The proposed plan, aiming to establish the most ambitious tailpipe emission limits to date, will commence with the 2027 model year and extend beyond. According to the EPA, electric vehicles are projected to comprise 67 percent of new light-duty vehicle sales and 46 percent of new medium-duty vehicle sales by the model year 2032. These figures surpass President Biden’s earlier goal of achieving zero-emissions in 50 percent of new passenger cars and light-duty trucks by 2030.

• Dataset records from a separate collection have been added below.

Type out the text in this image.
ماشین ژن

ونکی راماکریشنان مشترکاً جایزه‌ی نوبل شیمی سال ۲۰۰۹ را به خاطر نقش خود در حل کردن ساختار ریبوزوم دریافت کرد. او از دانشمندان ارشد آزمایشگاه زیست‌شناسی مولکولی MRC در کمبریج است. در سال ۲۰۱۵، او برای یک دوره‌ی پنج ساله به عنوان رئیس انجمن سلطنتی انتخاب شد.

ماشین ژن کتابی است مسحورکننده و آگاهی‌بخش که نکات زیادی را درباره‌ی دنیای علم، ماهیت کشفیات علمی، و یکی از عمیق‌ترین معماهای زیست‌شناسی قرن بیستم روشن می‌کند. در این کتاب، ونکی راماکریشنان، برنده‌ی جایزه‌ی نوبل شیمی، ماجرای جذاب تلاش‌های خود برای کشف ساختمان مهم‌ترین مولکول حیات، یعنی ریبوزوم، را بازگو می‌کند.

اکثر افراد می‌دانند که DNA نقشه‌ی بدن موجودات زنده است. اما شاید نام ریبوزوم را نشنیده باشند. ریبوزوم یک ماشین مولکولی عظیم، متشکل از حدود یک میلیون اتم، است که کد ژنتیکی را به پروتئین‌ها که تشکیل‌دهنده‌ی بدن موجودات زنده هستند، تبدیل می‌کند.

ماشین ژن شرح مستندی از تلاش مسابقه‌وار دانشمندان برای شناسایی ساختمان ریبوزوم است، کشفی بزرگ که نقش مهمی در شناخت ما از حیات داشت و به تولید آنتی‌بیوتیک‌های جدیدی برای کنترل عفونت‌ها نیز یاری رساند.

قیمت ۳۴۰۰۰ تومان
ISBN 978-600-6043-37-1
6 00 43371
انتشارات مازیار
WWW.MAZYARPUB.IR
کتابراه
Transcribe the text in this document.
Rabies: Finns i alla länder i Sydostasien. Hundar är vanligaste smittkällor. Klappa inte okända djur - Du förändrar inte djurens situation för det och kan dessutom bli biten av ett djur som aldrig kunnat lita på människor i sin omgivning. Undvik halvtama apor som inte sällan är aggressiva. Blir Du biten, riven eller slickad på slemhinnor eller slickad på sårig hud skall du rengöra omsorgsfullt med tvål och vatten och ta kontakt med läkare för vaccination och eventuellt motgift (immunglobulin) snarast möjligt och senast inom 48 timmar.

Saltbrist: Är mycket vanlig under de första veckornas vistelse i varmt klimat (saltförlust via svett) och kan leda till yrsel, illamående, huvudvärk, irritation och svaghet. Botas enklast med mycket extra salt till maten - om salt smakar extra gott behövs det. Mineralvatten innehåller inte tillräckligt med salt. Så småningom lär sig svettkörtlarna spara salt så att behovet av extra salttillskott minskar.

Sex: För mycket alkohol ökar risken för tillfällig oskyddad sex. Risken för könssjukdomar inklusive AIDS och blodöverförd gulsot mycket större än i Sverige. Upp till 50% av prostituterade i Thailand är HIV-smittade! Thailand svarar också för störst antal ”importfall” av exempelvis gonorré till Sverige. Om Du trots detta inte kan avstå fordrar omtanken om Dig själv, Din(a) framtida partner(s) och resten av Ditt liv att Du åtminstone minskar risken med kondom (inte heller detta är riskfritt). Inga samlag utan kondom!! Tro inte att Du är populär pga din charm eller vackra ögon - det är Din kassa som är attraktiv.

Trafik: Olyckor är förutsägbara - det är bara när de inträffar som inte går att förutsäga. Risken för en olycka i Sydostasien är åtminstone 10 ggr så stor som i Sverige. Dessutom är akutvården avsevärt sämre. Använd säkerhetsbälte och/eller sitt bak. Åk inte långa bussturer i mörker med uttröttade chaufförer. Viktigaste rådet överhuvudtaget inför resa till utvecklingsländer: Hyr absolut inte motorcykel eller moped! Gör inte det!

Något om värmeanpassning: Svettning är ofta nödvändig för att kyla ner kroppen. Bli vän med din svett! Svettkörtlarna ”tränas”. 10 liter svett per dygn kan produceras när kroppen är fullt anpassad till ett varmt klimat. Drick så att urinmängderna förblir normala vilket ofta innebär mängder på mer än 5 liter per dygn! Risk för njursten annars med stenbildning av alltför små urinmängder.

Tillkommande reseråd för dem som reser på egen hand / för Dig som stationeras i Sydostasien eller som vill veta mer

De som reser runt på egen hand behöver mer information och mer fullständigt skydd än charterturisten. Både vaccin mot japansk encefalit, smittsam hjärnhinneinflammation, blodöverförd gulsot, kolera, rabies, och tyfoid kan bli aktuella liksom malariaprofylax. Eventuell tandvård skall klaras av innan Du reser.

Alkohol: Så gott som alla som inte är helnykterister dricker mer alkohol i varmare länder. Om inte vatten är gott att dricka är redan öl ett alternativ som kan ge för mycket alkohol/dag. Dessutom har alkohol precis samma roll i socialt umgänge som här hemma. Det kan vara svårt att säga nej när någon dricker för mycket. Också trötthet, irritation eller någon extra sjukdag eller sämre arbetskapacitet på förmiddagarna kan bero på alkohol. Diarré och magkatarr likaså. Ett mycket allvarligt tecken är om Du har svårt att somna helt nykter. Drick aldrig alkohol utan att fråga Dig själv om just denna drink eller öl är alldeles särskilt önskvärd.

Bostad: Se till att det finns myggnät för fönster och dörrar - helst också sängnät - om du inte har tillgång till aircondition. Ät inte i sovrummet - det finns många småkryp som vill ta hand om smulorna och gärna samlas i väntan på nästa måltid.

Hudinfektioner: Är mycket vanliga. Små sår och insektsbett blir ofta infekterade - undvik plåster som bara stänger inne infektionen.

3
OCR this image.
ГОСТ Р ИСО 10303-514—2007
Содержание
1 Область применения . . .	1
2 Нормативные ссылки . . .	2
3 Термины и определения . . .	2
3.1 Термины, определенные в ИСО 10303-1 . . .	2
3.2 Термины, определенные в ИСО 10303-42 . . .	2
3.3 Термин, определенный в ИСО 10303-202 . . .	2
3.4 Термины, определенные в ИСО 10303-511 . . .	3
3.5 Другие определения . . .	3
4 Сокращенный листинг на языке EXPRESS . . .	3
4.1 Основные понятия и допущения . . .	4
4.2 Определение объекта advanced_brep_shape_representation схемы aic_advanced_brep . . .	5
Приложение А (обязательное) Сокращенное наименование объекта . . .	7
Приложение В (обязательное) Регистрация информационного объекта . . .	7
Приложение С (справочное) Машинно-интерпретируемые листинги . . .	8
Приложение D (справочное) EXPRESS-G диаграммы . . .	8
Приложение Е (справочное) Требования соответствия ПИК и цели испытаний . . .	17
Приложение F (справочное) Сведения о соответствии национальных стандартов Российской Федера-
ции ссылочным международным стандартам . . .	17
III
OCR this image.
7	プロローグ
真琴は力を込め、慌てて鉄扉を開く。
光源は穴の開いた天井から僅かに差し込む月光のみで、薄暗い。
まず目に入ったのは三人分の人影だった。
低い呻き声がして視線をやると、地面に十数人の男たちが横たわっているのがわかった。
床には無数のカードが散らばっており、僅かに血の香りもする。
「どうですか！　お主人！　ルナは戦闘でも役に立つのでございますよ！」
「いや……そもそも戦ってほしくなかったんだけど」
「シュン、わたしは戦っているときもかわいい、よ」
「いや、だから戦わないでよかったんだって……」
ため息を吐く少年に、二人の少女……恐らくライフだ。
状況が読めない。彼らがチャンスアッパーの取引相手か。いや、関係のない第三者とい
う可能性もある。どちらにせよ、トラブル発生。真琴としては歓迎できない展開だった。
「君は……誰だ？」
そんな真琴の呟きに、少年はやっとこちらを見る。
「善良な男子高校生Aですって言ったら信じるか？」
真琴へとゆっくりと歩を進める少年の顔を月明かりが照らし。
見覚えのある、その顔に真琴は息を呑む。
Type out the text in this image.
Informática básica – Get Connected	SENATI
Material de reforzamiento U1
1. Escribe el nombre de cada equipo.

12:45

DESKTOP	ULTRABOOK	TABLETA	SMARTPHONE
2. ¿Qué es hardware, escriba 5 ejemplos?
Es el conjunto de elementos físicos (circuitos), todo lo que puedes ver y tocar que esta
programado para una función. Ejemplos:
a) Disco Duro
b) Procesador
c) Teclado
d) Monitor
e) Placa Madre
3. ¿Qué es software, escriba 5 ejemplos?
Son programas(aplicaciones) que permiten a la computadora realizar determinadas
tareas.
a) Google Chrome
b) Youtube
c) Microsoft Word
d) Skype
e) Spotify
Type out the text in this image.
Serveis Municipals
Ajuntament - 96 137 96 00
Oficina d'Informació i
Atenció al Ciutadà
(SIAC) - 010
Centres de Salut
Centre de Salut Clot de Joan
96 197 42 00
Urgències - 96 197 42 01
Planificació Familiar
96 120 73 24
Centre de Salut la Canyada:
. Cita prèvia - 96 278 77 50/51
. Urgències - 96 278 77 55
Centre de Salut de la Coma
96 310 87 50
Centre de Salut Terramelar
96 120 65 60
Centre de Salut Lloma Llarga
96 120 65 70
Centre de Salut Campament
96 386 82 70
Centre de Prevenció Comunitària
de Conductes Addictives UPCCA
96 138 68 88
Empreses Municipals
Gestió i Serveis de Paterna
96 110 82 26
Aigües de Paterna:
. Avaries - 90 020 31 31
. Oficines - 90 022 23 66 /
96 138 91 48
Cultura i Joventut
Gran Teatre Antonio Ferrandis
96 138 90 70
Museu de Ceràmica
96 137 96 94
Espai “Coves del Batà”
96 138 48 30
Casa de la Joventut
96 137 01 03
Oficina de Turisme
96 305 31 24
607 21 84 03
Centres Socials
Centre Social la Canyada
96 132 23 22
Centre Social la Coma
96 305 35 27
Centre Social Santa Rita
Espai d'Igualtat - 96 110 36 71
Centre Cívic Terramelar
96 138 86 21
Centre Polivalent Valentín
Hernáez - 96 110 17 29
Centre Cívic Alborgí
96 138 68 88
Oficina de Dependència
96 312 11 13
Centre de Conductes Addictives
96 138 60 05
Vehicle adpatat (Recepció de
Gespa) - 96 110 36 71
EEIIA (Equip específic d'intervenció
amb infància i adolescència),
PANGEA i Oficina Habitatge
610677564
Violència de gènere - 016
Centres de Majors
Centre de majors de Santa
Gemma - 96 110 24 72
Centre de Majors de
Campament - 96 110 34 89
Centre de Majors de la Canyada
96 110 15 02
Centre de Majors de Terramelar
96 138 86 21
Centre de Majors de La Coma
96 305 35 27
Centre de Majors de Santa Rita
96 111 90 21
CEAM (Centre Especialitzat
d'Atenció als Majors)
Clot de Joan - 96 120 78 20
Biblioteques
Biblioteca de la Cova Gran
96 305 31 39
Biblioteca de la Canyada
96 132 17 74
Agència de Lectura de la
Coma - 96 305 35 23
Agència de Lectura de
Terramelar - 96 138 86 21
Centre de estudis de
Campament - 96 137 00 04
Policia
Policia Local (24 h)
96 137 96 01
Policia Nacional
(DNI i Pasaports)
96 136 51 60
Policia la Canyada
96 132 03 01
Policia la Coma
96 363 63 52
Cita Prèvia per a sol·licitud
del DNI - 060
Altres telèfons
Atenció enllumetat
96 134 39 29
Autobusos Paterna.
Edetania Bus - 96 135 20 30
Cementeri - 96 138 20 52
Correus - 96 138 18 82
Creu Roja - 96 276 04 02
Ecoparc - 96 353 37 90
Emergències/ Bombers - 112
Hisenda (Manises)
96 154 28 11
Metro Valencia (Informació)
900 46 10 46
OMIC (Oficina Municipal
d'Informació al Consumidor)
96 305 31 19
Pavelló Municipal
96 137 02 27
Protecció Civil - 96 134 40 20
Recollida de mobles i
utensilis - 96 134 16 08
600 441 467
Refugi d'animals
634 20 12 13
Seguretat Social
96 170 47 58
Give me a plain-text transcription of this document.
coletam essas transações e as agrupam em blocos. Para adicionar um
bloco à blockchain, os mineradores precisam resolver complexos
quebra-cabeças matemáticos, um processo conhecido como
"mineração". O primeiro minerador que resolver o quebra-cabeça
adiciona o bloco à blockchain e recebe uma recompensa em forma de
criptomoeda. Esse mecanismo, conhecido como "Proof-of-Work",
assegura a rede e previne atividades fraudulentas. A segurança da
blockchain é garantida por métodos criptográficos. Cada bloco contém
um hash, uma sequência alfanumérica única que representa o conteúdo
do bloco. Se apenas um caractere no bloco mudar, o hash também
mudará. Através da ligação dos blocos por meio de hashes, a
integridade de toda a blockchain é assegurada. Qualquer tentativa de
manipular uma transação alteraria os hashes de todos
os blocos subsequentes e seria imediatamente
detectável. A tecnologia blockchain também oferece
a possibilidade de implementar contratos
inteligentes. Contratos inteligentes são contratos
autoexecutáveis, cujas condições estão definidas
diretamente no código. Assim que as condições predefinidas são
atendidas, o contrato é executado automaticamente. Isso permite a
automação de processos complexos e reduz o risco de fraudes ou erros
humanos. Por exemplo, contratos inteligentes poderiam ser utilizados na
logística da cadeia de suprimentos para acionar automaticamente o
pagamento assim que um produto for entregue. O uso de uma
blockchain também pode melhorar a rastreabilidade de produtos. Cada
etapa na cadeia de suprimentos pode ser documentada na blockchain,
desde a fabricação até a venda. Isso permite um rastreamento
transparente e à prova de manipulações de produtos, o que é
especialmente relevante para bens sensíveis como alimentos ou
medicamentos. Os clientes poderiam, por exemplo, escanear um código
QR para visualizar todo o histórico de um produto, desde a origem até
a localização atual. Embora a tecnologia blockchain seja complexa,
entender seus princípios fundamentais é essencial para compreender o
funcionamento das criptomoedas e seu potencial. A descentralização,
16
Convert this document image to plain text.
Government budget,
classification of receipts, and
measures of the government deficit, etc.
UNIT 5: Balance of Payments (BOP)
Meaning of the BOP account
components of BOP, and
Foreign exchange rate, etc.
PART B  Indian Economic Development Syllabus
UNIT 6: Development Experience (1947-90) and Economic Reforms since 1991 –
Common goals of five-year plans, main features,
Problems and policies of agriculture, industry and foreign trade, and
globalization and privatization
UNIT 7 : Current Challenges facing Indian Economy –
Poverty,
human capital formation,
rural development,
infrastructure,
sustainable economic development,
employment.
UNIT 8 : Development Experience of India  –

To meet the stringent emission limits for carbon dioxide, soot, and smog-forming pollutants, automakers will need to significantly ramp up their production and sales of electric vehicles. Currently, BEVs and plug-in hybrid electric vehicles (PHEVs) account for less than 10 percent of the market. The proposed standards assume that up to 70 percent of vehicle fleets will be emission-free, leading critics to argue that the plan effectively imposes an EV mandate that limits consumer choice. However, it should be noted that companies have the option to meet the new standards by employing alternative technologies beyond BEV powertrains.
While Stellantis and Toyota have voiced their reservations about the proposed standards, electric vehicle pioneer Tesla has actually encouraged the EPA to adopt even stricter requirements. Tesla, acknowledging the rapid pace of EV adoption, has called for a minimum battery electric vehicle penetration rate of 69 percent by the model year 2032.
On the other hand, Ford has urged the EPA to temporarily ease the strictness of its requirements between 2027 and 2029. The company proposes this adjustment to facilitate a smoother transition toward the planned 2032 standards.